According to him, the 787’s increased cabin pressure – which makes breathing easier – and increased humidity have also led to fewer passengers reporting symptoms associated with jet lag.
BEFORE YOUR HOLIDAY
Can you reset your body clock to minimise the effects of jet lag, even before boarding the plane? Apparently, you can ease your body into the new time zone you're travelling to. Here's what Dr Low recommends before boarding your flight:
- Travelling west-ward: Sleep one to two hours later for a few days before flying. Get some bright light in the evening.
- Travelling east-ward: Go to bed one to two hours earlier for a few days before travel. Expose yourself to bright light in the morning.
DURING THE FLIGHT
Try to stay up during the flight, advised Dr Ong. That shouldn't be a problem with the inflight entertainment system at your disposal. But if you can't help but nod off, limit your nap to no more than 30 minutes; any longer and you may affect your sleep time in the new time zone, he said. However, don't rely on caffeine to keep awake, said Dr Ong.
On the other hand, you should definitely try to get some sleep if you are on a red-eye flight, according to Dr Ong. While it is easy to give in to an extra glass of wine to try to make yourself sleepy, he advised to avoid alcohol and large meals. Another trick if you find yourself unable to sleep while on the plane: Arrive one to two hours before bedtime, so you can fall asleep as soon as you reach your hotel.
You've touched down and the time is the complete opposite of Singapore's. For starters, adjust your watch to match the local time – and essentially, let it guide you in your activities. For instance, if you arrive at night, go to bed when you get to your hotel, said Dr Ong. But if it's day time when you arrive, try to stay awake.
Staying outdoors and getting some daylight exposure can also help to reset your body clock and make you feel less sleepy, he said. There's no harm in having some coffee in the day, if it helps, but not near bedtime. And even if you don't have much of an appetite, eat according to the new time zone, advised Dr Ong.

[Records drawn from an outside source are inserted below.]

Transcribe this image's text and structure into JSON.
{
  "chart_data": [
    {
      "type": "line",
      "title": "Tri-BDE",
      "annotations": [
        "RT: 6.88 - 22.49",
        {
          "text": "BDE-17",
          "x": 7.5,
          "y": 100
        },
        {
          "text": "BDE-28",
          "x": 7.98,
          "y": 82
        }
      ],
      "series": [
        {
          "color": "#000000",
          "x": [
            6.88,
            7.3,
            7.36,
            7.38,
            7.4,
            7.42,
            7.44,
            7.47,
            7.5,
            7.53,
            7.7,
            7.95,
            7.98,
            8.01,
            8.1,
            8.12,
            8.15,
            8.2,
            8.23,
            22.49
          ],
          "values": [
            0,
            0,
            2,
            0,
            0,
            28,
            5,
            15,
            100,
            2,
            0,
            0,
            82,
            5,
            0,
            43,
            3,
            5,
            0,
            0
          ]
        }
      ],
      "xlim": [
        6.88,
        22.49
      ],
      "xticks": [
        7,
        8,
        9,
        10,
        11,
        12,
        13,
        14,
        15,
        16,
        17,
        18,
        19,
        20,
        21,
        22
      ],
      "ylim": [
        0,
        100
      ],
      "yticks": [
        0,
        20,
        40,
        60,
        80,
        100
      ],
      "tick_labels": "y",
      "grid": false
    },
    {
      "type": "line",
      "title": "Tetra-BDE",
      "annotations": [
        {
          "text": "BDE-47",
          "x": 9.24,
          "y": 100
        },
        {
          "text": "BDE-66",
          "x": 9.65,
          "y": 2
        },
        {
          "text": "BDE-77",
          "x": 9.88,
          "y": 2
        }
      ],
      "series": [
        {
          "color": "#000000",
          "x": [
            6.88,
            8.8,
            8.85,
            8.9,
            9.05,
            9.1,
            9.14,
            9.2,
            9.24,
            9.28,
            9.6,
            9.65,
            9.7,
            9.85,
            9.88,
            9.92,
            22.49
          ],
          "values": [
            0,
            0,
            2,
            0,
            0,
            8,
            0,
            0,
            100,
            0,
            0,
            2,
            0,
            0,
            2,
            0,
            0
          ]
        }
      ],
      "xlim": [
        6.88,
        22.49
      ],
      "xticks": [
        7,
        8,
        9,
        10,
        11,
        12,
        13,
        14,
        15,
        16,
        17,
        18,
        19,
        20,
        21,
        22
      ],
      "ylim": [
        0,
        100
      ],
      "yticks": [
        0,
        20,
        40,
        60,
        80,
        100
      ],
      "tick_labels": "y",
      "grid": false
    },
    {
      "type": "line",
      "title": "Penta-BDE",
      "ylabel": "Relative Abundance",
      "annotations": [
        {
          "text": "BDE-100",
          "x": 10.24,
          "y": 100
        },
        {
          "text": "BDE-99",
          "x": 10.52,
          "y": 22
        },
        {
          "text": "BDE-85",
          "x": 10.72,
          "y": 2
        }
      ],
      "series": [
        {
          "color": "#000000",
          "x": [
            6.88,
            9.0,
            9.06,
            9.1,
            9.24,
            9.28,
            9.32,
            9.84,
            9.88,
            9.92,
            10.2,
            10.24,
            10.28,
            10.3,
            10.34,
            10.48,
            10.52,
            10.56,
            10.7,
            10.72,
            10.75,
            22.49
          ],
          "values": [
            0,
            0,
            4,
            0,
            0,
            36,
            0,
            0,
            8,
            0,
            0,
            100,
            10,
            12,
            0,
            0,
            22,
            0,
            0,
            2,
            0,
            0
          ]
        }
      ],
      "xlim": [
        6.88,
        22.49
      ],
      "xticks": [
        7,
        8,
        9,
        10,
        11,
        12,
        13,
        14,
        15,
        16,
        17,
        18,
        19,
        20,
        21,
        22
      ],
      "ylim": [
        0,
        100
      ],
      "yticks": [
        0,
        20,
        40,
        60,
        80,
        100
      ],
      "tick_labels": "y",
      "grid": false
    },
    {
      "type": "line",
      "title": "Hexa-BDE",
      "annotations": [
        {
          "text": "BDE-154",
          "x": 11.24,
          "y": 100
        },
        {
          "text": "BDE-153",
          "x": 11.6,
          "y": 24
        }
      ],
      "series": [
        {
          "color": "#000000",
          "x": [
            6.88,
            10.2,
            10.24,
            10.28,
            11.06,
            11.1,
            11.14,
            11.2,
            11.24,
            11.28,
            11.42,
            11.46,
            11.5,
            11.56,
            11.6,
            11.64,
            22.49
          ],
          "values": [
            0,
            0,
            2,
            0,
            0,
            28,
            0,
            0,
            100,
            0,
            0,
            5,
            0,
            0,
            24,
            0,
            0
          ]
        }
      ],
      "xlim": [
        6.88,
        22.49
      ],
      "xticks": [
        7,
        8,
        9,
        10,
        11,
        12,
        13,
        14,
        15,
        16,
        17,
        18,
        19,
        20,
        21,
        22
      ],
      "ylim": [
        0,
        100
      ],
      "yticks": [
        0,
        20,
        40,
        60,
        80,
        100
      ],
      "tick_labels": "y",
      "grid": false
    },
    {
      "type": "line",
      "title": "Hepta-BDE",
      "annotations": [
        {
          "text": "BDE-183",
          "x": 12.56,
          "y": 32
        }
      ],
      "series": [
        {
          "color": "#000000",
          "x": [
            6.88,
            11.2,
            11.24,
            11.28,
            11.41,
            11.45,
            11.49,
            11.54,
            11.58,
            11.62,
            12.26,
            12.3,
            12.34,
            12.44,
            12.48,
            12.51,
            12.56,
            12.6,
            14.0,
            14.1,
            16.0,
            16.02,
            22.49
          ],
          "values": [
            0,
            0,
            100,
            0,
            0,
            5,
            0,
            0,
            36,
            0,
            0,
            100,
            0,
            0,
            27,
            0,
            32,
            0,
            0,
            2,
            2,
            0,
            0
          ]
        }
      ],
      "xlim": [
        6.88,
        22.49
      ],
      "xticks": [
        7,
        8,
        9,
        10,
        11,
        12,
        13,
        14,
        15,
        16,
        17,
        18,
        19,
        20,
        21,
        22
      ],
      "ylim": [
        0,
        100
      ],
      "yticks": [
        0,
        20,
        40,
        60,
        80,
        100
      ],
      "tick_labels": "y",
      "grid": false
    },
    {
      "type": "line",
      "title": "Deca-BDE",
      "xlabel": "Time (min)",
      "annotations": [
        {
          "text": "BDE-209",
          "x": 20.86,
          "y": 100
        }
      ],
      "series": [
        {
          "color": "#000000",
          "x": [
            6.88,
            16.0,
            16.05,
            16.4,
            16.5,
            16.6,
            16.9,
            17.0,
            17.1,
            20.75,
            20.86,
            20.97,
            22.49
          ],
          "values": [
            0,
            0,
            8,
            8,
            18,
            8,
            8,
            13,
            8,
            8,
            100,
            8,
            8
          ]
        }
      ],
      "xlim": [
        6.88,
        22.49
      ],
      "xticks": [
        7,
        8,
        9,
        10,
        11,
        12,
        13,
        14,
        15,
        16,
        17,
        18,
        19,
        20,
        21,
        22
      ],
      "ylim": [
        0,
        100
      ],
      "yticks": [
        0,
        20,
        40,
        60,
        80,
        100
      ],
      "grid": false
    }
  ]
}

If you still can't keep your eyes open, despite your best efforts, go ahead and take a short nap of 20 to 30 minutes, especially if you've had an overnight flight, said Dr Ong. Preferably nap at least eight hours before the anticipated bedtime to avoid sleep disruption at night, he added.
But don't rely on these naps to get you through; it is crucial to get some anchor sleep. "It is necessary to let your internal body clock adapt to the new time zone with a minimum block of four-hour sleep of local night," said Dr Low.
To help you sleep better, head for the hotel gym for some light exercise during the day, said Dr Low. But do not count on tiring yourself out with heavy exercise when it's near your bedtime, cautioned Dr Ong.
The judicious use of melatonin may also help. The Mayo Clinic recommends trying a dose between 0.1mg and 8mg, taken close to bedtime at your destination and then daily for a few nights.